Recipe by Chef Shadows
A basic brown stock for soups or where ever brown stock is called for. Can't be beat for flavor.
Top Review by Chocolatl
This is the way to make stock. So many "stock" recipes I see are really elaborately seasoned soups. People forget that stock is an ingredient, not a dish in itself. This is so much better than the highly salted commercial stocks! Since it is not seasoned, it will add to your recipes without any flavor conflict. However, I recommend that you not use the overnight oven method for two reasons: one, it's not safe; two, the stock won't reduce properly and you won't get the concentrated flavor you want. Be sure not to stir or skim, or the stock will be cloudy. Great recipe, thanks for posting!

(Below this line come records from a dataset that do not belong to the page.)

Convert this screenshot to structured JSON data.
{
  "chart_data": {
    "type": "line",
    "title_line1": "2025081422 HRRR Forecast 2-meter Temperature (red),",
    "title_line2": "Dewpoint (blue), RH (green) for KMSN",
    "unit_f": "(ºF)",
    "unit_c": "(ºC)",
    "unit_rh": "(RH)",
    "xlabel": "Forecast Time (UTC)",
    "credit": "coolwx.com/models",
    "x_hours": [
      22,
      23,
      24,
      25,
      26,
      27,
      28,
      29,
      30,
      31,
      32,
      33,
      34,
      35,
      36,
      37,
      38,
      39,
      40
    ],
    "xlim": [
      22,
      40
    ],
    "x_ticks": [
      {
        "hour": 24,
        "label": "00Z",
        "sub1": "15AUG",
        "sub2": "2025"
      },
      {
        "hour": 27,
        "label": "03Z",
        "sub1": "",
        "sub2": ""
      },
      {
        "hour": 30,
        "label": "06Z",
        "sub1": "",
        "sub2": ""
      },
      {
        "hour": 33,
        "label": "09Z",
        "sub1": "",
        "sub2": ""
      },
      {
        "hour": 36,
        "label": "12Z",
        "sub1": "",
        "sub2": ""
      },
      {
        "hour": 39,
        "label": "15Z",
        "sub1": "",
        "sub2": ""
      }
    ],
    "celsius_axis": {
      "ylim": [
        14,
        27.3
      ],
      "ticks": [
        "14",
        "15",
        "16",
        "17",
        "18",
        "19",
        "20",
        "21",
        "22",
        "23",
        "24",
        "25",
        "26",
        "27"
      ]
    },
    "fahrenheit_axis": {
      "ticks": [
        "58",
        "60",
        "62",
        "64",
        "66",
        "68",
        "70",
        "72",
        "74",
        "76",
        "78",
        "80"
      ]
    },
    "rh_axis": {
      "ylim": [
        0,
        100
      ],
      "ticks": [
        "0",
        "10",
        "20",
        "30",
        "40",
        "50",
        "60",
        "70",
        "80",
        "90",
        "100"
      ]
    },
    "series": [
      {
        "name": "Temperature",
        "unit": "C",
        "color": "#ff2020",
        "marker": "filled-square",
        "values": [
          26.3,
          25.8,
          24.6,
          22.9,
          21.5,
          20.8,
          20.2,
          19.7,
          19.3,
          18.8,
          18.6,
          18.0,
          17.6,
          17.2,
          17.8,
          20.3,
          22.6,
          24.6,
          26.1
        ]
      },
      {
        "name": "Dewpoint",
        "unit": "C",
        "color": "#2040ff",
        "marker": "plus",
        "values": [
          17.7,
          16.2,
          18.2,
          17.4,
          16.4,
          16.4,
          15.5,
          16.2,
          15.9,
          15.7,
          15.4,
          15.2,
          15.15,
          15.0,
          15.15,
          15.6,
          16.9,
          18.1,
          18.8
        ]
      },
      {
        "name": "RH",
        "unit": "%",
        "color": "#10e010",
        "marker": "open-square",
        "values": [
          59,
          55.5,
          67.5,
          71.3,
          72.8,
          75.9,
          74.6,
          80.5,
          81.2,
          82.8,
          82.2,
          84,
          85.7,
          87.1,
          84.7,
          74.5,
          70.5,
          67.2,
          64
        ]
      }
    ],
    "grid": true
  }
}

- 5 lbs soup bones, Bare rendering, sawed in 2 inch pieces
- 1 bunch carrot, unpeeled and chopped
- 3 yellow onions, unpeeled and chopped
- 1 head celery, chopped
Directions See How It's Made
- Roast the bones in a 400 degree F oven for about 2 hours, watch so they don't burn, just want them toasty brown not blackened.
- Put bones in soup pot.
- Add 1 quart of water for each pound of bones.
- For 5 pounds add 1 bunch of carrots, 1 head celery, and 3 yellow onions.
- Bring the stock to a heavy simmer, uncovered, and cook for 12 hours.
- Add water if needed.
- DO NOT ADD SALT!
- Strain the stock and store in fridge.
- A layer of fat will form on top.
- Leave this in place to help seal the stock from air until ready to use.
- This stock will be gelatinous.
- If not using all in several days, I place some in vaccum bags and seal for freezing.